Roberts raises some interesting and important points throughout her article. Expanding on Michelle Alexander's discussion in this New York Times Op Ed, Roberts notes that the criminal justice system is ill-equipped for numerous trials. Alexander notes that if numerous defendants were to refuse to accept pleas and insist on taking their cases to trial, prosecutors would be unable to prosecute all of the cases.
I think that the proposal of taking many cases to trial raises some ethical issues -- lawyers must communicate plea deals to their clients, and if the client wishes to take the deal, it would be unethical for the lawyer to refuse and take the case to trial. In many cases, a defendant might want to take a favorable deal, especially if they think that it is unlikely that they will prevail at trial. While a broader goal of crashing the system may appeal to scholars and some attorneys, defendants will probably not care as much about the whole system as they do about their individual cases.
Roberts's suggestions are ultimately less dramatic than the title of her article suggests, and she therefore avoids some of these ethical pitfalls. Roberts advocates a focus by defense attorneys, law school clinics, and pro bono law firm lawyers on particular classes of misdemeanor cases. She also notes that defense attorneys should emphasize that criminal convictions carry a large number of collateral consequences. While these strategies may avoid ethical quandaries, they are hardly the "crash" of the system that the article's title foreshadows.

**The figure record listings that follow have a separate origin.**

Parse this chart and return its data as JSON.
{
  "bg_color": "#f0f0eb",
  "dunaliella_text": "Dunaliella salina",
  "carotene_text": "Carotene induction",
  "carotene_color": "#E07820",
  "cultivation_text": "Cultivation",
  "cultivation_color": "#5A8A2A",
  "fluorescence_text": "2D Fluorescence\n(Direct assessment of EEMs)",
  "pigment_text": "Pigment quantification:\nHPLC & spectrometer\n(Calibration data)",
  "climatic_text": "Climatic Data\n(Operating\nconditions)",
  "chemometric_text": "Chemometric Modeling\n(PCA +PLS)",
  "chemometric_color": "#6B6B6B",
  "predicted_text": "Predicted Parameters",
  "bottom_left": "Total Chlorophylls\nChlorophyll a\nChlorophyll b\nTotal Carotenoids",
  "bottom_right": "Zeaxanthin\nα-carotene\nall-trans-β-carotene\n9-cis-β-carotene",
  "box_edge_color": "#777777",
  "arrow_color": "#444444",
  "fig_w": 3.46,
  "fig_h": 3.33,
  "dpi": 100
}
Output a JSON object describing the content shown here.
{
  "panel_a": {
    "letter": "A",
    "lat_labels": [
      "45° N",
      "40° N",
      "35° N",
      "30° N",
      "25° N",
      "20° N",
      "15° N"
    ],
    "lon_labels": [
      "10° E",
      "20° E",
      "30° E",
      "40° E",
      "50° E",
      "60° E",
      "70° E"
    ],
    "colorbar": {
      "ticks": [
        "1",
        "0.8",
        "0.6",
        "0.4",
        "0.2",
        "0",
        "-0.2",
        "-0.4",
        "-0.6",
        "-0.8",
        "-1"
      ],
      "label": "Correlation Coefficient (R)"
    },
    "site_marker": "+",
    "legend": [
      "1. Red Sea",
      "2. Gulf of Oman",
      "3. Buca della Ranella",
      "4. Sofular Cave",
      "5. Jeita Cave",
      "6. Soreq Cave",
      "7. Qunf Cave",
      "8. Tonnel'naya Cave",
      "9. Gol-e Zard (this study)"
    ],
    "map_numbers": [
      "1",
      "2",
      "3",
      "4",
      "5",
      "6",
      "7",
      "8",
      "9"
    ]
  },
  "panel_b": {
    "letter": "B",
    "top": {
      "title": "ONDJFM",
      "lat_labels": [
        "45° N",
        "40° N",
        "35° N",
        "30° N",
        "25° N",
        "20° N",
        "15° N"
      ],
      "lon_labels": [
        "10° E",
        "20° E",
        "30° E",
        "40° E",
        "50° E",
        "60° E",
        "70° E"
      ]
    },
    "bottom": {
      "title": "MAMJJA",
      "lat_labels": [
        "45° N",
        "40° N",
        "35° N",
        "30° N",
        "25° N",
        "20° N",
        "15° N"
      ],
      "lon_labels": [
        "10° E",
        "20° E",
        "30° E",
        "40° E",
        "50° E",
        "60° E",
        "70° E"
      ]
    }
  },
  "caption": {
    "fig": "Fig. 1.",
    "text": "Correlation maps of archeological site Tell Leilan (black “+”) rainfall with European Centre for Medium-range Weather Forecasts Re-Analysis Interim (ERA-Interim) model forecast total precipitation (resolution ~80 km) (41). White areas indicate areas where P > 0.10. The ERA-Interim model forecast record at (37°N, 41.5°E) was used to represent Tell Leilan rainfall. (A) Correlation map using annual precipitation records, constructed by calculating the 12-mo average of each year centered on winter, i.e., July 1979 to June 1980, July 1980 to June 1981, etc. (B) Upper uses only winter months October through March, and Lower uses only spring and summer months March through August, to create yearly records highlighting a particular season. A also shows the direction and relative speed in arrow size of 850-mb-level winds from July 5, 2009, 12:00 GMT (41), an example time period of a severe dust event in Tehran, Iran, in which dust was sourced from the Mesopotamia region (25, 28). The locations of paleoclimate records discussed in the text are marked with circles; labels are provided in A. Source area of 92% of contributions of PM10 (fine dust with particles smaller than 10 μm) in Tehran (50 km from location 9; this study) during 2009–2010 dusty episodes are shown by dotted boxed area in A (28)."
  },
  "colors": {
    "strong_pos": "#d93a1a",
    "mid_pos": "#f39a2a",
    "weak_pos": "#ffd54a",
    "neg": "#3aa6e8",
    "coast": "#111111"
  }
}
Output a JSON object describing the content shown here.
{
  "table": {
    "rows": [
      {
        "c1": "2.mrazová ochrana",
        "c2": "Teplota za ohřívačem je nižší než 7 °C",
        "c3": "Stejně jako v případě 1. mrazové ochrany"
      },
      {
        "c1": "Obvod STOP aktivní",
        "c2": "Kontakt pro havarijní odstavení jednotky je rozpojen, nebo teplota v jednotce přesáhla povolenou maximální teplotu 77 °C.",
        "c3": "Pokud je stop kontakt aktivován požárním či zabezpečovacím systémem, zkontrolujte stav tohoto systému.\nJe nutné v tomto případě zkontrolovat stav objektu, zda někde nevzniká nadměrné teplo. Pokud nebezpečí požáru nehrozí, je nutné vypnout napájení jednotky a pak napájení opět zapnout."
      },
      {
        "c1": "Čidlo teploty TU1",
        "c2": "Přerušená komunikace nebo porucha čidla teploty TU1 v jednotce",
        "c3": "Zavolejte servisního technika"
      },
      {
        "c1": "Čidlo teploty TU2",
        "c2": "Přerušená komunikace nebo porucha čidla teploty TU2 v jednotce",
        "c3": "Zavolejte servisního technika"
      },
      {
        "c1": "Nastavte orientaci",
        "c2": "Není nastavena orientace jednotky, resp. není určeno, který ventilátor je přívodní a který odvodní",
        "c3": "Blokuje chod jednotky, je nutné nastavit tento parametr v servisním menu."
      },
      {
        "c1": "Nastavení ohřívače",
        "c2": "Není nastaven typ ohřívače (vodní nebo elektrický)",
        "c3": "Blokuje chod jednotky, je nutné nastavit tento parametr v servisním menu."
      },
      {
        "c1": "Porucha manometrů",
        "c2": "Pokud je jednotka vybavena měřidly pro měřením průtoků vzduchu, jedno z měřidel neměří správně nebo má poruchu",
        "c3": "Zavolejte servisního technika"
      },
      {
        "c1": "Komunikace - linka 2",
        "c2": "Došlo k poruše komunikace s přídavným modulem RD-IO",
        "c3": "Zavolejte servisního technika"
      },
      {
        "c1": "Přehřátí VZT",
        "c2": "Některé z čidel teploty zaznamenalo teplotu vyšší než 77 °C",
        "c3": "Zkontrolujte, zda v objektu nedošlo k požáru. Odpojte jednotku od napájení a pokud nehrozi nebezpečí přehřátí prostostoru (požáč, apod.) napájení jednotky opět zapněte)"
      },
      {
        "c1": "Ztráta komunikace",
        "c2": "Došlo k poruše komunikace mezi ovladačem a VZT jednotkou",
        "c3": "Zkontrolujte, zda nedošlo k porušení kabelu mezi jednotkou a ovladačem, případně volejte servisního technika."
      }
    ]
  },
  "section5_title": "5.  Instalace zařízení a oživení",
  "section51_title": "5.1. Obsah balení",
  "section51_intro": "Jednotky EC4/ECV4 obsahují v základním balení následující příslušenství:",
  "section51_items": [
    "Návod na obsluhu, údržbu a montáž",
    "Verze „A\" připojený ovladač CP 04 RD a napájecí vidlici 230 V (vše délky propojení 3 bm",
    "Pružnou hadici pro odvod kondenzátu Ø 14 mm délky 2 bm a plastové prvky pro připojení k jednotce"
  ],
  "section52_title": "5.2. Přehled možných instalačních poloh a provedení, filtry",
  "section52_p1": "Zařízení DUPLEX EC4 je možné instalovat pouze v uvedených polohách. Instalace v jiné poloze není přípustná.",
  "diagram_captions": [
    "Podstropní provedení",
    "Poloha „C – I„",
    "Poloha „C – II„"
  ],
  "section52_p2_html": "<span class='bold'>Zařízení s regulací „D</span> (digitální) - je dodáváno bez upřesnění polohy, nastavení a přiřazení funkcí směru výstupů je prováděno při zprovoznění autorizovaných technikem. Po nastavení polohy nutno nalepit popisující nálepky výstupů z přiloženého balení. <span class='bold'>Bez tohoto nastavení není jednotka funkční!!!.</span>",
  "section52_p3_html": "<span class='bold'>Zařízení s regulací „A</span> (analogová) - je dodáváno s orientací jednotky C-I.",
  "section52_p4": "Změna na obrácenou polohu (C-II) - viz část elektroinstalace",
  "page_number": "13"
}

While it is good for Roberts to point out the consequences of misdemeanor convictions, one particular claim that she makes is so far off base that it overshadows that portion of her paper. Roberts, at one point, writes:
[I]t is one thing to say a person does not need a lawyer to keep him out of jail o a public urination case. It is quite another to say he does not need serious counseling, from his own lawyer, about how, if he is in California, pleading guilty to public urination leads to lifelong sex offender registration.The legal support for this claim is provided in this portion of the footnote following that second sentence:
See Cal. Penal Code § 290(b)-(c) (West 2012) ("Every person described in subdivision (c), for the rest of his or her life while residing in California . . . shall be required to register . . . in accordance with the [Sex Offender Registration] Act. The following persons shall be required to register . . . [persons convicted under] subdivision 1 or 2 of Section 314 . . . "); Cal Penal Code § 314(1) (West 2012) ("Every person who willfully and lewdly, either: Exposes his person, or the private parts thereof, in any public place, or in any place where there are present other persons to be offended or annoyed thereby . . . [is guilty of a misdemeanor].") (alterations in original).This is an instance where the text of the law looks like it might support what Roberts is saying, but where the actual elements of the crime disprove Roberts's point. In the unfortunately named case of In re Smith, the California Supreme Court noted that a conviction under California Penal Code section 314 (indecent exposure) requires more than mere exposure of private parts:
From the foregoing definitions and cases the rule clearly emerges that a person does not expose his private parts ‘lewdly’ within the meaning of section 314 unless his conduct is sexually motivated. Accordingly, a conviction of that offense requires proof beyond a reasonable doubt that the actor not only meant to expose himself, but intended by his conduct to direct public attention to his genitals for purposes of sexual arousal, gratification, or affront. (footnote omitted).For a more recent reiteration of that same rule, see People v. Earle (2009) 172 Cal.App.4th 372, 391-392. These cases make it clear that the "willfully and lewdly" portion of the statute adds a specific intent element to the crime. A person is only guilty of indecent exposure if that person exposes himself or herself and draws attention to his or her exposure for the purpose of sexual arousal, or for the purpose of annoying others.
Most instances of public urination will not involve the specific intent element of the indecent exposure crime. Rather, public urination would be more properly prosecuted under Penal Code section 370, which defines a "public nuisance" (See People v. McDonald (2006) 137 Cal.App.4th 521, 534-539). Absent the specific purposes of sexual arousal or annoying others, public urination is not indecent exposure, and is therefore not a crime requiring sex offender registration. It is therefore misleading for Roberts to insinuate that sex offender registration is an inevitable consequence of a public urination conviction.
While my critique of this one particular point is narrow, I think that it is worth mentioning because these limited, yet blatant, mistakes can cast a disproportionate shadow over an otherwise notable piece. My criticism of Roberts's argument is not limited to this single statement, and I have indicated my broader concerns with her argument at the beginning of this post. But I think that law journal editors must be on the lookout for statements like this. An author's larger argument may invite controversy, but it is the job of editors to ensure that the controversy remains focused on the larger argument, rather than flaws in the details.
Lastly, it is important to point out that Roberts is not alone in making this mistake. A quick Google search reveals numerous sources like Business Insider (via Human Rights Watch) claiming that public urination convictions require sex offender registration in California. These sources also rely on an overly broad reading of Penal Code section 314(1)-(2) (and on similarly incorrect readings of other states' statutes). It is unfortunate to see these sources perpetuating this misleading claim.